O ministro Noronha afirmou, também, no seu relatório/voto, que o STJ possui jurisprudência no sentido de que “pessoas públicas estão sujeitas a maior grau de escrutínio por parte da imprensa, justamente pelo papel que exercem na sociedade”. Em razão disso, ele considerou que não houve abuso ou intenção de difamar, mas sim o “exercício legítimo da atividade jornalística”. “A liberdade de imprensa, embora não seja absoluta, deve prevalecer quando exercida com base em informações verossímeis e em contexto de relevância pública”, disse no seu voto.
Voto divergente
A posição de Noronha foi acompanhada na Turma pelos ministros Isabel Gallotti e Raul Araújo. O voto do ministro Antônio Carlos Ferreira foi divergente. Ele defendeu que a publicação “não se limitou ao exercício da liberdade de imprensa e ultrapassou os limites da crítica legítima. Ao associar a imagem do autor da ação [Lula] a uma caricatura de presidiário, a publicação acabou por imputar-lhe, de forma direta, uma conduta criminosa, atingindo sua honra de maneira desproporcional”, enfatizou Ferreira.
O ministro responsável pelo voto divergente disse que, no caso concreto, é cabível a condenação por danos morais à editora, “pois a montagem extrapolou o dever de informar e gerou ofensa pessoal indevida”, destacou. Mas terminou sendo voto vencido.
Primeira e segunda instâncias
O processo foi ajuizado, na origem, na Justiça de São Paulo, onde os advogados do então ex-presidente Lula argumentaram que a revista retratou “uma mentira com o objetivo de denegrir e enxovalhar a sua honra e imagem, em claro desrespeito à Constituição”. A Editora Abril, responsável pela Veja, afirmou que a imagem consistiu na “expressão da sociedade manifestada nas ruas” e que se constituía em “fato jornalístico, sendo legítima a sua abordagem crítica”.

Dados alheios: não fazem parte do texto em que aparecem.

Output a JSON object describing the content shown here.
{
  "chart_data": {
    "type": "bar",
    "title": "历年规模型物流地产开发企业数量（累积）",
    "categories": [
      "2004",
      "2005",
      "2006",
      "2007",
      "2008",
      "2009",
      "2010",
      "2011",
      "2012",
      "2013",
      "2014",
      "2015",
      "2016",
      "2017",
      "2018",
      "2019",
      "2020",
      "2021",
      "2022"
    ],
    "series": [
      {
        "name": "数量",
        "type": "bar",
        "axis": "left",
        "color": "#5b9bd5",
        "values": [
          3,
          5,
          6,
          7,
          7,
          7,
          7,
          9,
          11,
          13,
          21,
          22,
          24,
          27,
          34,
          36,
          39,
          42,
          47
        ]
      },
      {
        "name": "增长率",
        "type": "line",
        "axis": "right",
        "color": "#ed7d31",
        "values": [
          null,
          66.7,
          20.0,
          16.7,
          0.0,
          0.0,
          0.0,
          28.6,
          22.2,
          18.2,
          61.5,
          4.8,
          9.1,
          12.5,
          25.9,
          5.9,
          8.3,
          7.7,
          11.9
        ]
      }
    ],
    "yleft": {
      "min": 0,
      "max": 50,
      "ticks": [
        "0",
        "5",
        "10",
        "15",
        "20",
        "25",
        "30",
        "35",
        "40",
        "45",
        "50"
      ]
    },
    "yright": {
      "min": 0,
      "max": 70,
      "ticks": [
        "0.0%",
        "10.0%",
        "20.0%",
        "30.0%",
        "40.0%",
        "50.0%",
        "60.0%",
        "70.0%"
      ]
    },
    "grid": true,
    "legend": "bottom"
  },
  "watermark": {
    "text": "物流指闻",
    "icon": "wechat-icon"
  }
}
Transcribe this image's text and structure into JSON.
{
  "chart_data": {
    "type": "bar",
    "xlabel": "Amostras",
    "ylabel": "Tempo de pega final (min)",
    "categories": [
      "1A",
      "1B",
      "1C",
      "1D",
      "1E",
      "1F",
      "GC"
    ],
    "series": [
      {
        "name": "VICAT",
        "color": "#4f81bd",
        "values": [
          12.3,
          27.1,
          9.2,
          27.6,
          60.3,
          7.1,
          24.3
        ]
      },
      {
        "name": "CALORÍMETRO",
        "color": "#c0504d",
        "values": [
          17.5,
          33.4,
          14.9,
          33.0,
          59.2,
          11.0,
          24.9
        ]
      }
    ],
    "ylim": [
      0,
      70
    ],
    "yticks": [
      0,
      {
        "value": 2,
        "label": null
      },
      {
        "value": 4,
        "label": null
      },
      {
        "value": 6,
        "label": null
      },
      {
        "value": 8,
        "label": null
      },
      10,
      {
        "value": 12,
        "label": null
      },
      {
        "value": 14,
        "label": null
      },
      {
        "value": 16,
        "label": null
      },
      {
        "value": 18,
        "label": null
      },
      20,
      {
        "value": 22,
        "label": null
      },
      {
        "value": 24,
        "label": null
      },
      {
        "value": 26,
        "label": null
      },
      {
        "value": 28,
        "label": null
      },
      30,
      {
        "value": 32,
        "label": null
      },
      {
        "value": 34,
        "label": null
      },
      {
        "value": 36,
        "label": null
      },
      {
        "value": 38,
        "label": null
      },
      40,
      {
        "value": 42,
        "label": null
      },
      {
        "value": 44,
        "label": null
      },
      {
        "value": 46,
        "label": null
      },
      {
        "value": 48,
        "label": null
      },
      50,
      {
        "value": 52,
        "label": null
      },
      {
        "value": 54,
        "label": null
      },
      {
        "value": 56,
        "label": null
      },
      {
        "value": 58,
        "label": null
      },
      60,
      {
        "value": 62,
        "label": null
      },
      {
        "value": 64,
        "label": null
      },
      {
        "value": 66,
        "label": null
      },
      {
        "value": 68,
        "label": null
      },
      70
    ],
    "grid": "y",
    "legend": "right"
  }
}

Em primeira instância, a juíza Luciana Bassi de Melo, da 5ª Vara Cível do Fórum de Pinheiros (SP), rejeitou o pedido de indenização. Para a magistrada, apesar de não haver consenso em torno das “críticas fortes e termos depreciativos utilizados na capa e na reportagem, as críticas guardam pertinência com os fatos de interesse público”. A defesa de Lula recorreu ao Tribunal de Justiça de São Paulo (TJSP), onde a 10ª Câmara de Direito Privado manteve a decisão. Foi quando os advogados interpuseram recurso junto ao STJ.